One thing that hasn’t gone down, though, are prices. Despite all indicators saying prices should be dropping, the average selling price is up about 2.4 percent from a year ago. The average selling price now stands at $182,058. (For you math geeks, the median is $161,000.)
Now, comparing average prices from one year to the next is not an exact science because different types of houses sell each year. Maybe starter homes aren’t selling anymore. Maybe larger homes make up a bigger percentage of the market. I don’t know, but I’m going to start asking around because at first glance the numbers are confounding. For example, the average days on market for a house is now at 100. That’s up from 81 last year. That should put downward pressure on home prices. Plus, it looks like there are a ton more houses on the market. In June 2011, there were 1,030 homes on the market. That’s up from 891 in June 2010. But perhaps here is a clue to our price mystery. In June, the average listing price of those 1,030 homes was about $225,000. I’ll go all Magnum, P.I. on this, and let you know what I find. Dear, iron the Hawaiian floral print.

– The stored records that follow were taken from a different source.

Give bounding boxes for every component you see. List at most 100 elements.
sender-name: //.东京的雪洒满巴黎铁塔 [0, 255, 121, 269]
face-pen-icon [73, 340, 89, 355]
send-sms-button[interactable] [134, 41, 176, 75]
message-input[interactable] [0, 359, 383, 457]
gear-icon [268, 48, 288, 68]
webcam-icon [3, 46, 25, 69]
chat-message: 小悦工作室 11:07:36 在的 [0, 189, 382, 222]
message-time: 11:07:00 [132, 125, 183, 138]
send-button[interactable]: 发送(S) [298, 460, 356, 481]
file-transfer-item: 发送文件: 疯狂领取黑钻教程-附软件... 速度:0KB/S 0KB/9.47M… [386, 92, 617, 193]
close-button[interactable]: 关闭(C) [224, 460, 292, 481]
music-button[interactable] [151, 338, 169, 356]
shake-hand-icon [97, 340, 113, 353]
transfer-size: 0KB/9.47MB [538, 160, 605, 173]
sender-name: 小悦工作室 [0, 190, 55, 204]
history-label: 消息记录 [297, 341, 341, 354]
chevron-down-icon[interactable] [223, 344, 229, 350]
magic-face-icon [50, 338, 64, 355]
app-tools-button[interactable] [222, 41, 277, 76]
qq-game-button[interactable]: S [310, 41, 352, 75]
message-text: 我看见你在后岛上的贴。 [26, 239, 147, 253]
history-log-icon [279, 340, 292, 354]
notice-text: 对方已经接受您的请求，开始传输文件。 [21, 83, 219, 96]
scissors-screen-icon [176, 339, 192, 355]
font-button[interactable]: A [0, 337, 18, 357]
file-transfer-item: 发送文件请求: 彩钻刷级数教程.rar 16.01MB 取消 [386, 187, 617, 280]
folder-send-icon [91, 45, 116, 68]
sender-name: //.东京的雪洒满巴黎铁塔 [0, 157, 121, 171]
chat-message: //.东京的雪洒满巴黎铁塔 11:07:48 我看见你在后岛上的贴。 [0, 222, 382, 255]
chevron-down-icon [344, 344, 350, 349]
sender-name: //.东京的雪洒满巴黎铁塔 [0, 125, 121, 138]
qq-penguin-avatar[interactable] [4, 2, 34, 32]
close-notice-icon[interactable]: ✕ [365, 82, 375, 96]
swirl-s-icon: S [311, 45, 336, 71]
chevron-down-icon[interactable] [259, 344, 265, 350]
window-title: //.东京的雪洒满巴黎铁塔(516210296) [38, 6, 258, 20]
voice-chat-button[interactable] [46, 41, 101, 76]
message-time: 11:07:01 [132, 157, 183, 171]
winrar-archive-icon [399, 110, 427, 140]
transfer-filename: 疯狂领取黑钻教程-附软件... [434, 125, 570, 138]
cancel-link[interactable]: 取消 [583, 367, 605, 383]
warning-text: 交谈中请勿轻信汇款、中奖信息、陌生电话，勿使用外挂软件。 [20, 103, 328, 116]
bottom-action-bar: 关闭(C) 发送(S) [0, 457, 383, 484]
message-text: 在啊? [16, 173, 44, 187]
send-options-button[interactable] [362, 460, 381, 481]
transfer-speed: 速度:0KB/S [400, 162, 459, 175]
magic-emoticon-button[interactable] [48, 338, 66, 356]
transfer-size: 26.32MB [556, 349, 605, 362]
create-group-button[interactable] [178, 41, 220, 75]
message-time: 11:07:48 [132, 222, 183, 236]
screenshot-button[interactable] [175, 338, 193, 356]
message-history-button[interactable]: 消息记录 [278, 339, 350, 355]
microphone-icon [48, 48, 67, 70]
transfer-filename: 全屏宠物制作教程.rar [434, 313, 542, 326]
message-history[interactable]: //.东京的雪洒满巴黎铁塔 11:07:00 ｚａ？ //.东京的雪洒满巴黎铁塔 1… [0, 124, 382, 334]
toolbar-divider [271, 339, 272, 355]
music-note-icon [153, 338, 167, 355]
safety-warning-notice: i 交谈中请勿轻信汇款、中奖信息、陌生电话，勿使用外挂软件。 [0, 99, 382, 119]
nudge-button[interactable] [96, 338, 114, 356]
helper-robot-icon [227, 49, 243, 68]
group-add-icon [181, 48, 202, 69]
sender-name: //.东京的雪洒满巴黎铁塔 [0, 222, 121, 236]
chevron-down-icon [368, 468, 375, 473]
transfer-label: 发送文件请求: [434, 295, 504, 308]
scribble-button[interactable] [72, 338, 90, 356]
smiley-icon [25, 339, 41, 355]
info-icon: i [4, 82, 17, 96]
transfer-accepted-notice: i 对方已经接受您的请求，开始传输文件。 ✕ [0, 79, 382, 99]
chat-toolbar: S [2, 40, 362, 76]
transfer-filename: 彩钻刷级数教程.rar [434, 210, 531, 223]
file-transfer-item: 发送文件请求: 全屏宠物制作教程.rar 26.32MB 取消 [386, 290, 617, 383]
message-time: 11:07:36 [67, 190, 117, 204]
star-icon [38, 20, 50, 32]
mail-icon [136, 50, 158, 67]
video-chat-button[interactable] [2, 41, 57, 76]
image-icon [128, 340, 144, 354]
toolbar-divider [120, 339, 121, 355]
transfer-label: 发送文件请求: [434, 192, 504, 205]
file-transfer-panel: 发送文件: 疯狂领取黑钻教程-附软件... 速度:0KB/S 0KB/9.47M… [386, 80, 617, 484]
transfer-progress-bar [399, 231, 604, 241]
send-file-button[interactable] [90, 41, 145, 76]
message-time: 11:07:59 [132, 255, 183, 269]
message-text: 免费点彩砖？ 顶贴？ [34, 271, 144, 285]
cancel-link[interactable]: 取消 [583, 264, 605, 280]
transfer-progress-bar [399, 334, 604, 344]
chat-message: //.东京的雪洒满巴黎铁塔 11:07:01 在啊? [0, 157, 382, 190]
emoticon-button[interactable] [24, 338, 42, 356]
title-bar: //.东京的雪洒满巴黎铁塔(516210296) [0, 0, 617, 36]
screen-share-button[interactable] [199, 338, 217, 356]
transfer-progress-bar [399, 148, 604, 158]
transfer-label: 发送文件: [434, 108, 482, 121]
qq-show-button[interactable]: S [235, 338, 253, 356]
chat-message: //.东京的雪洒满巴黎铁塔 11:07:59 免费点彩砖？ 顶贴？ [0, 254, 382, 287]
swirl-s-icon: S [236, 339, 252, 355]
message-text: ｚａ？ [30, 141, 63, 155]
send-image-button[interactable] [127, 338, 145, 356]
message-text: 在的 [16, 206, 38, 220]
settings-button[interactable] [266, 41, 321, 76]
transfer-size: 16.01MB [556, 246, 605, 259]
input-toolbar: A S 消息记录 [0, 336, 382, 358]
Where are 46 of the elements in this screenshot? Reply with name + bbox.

• I don’t want this to turn into a Dunkin’ Donut situation where I keep reporting something is going to happen and then it doesn’t. (Although, Dunkin is happening. Concrete and framing work is underway at Dunkin’s new site at the northwest corner of Sixth and Michigan streets.) Back in February, I told you that North Lawrence was set to get a Subway sandwich shop. Plans called for a Subway to be located in the center with Presto convenience store at 1030 N. Third Street. Then, nothing happened. But now workers are telling customers of the store that construction on a Subway shop is expected to begin on Monday.
• We reported several weeks ago that the city’s Kaw Water Treatment Plant was having problems, and actually had to be shut down temporarily because it was unable to adequately draw water from the Kansas River. Well, the plant is still having problems. In fact, it seems like it is crankier than my wife on a Monday morning. The plant has been shut down at least one other time since then, and now some key pieces of treatment equipment have broken.

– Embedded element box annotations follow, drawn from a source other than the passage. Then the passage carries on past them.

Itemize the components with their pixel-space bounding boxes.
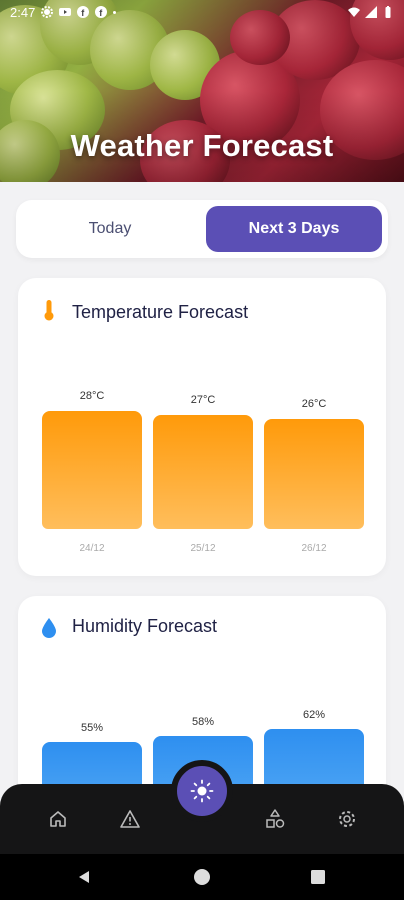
- header-image: Weather Forecast: [0, 0, 404, 182]
- bar-value: 55%: [80, 722, 104, 734]
- bar-date: 25/12: [190, 543, 216, 554]
- thermometer-icon: [44, 300, 54, 321]
- notification-dot-icon: [113, 10, 117, 14]
- bar-value: 58%: [191, 716, 215, 728]
- status-bar: 2:47 f f: [0, 0, 404, 24]
- temperature-card: Temperature Forecast 28°C 24/12 27°C 25/…: [18, 278, 386, 576]
- bar-value: 62%: [302, 709, 326, 721]
- bar-value: 27°C: [190, 394, 216, 406]
- nav-home[interactable]: [43, 804, 73, 834]
- facebook-status-icon: f: [95, 6, 108, 18]
- recents-icon[interactable]: [311, 870, 325, 884]
- facebook-status-icon: f: [77, 6, 90, 18]
- temperature-bars: 28°C 24/12 27°C 25/12 26°C 26/12: [42, 384, 364, 564]
- signal-icon: [365, 6, 377, 18]
- bar: [42, 411, 142, 529]
- back-icon[interactable]: [76, 869, 92, 885]
- warning-icon: [120, 810, 140, 828]
- youtube-status-icon: [59, 8, 72, 16]
- nav-categories[interactable]: [260, 804, 290, 834]
- settings-status-icon: [41, 6, 54, 18]
- bar: [153, 415, 253, 529]
- gear-icon: [339, 811, 355, 827]
- forecast-tabs: Today Next 3 Days: [16, 200, 388, 258]
- water-drop-icon: [42, 618, 56, 638]
- sun-icon: [190, 779, 214, 803]
- bar-date: 24/12: [79, 543, 105, 554]
- home-circle-icon[interactable]: [193, 868, 211, 886]
- bar: [264, 419, 364, 529]
- battery-icon: [385, 6, 391, 18]
- nav-settings[interactable]: [332, 804, 362, 834]
- home-icon: [50, 811, 66, 827]
- wifi-icon: [348, 7, 360, 17]
- bar-date: 26/12: [301, 543, 327, 554]
- bar-value: 26°C: [301, 398, 327, 410]
- nav-alerts[interactable]: [115, 804, 145, 834]
- status-time: 2:47: [10, 4, 36, 20]
- page-title: Weather Forecast: [70, 128, 334, 163]
- shapes-icon: [266, 809, 285, 828]
- weather-fab-button[interactable]: [171, 760, 233, 822]
- tab-next-3-days[interactable]: Next 3 Days: [206, 206, 382, 252]
- tab-today[interactable]: Today: [22, 206, 198, 252]
- temperature-title: Temperature Forecast: [72, 302, 249, 322]
- system-navigation-bar: [0, 854, 404, 900]
- humidity-title: Humidity Forecast: [72, 616, 218, 636]
- bar-value: 28°C: [79, 390, 105, 402]
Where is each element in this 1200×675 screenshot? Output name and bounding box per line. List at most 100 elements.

City crews are now working to do at least $200,000 worth of emergency repairs to keep the plant operational. One problem is that one of the plant’s two water intakes on the Kansas River is completely inoperable. The city’s 2012 budget plans to repair that at a cost of more than $7 million. But the more pressing problem is that the one remaining water intake isn’t working very well currently. Staff believes it is getting clogged with sand due to low water conditions in the Kaw. When it becomes clogged, the plant basically shuts down until crews can get it unclogged. Lawrence has a second water treatment plant — the Clinton Water Treatment Plant off Wakarusa Drive. It can produce a lot of water, and can serve the entire city under normal circumstances. But in case you hadn’t noticed, we’re in the dog days of summer currently. Some folks who don’t know when to give up are still watering their lawns. If the Kaw plant has to shut down while people are still pouring the water on grass, that could put the Clinton plant to the test. Maybe we all ought to hope for rain, or come to the conclusion that brown is a beautiful color for grass after all.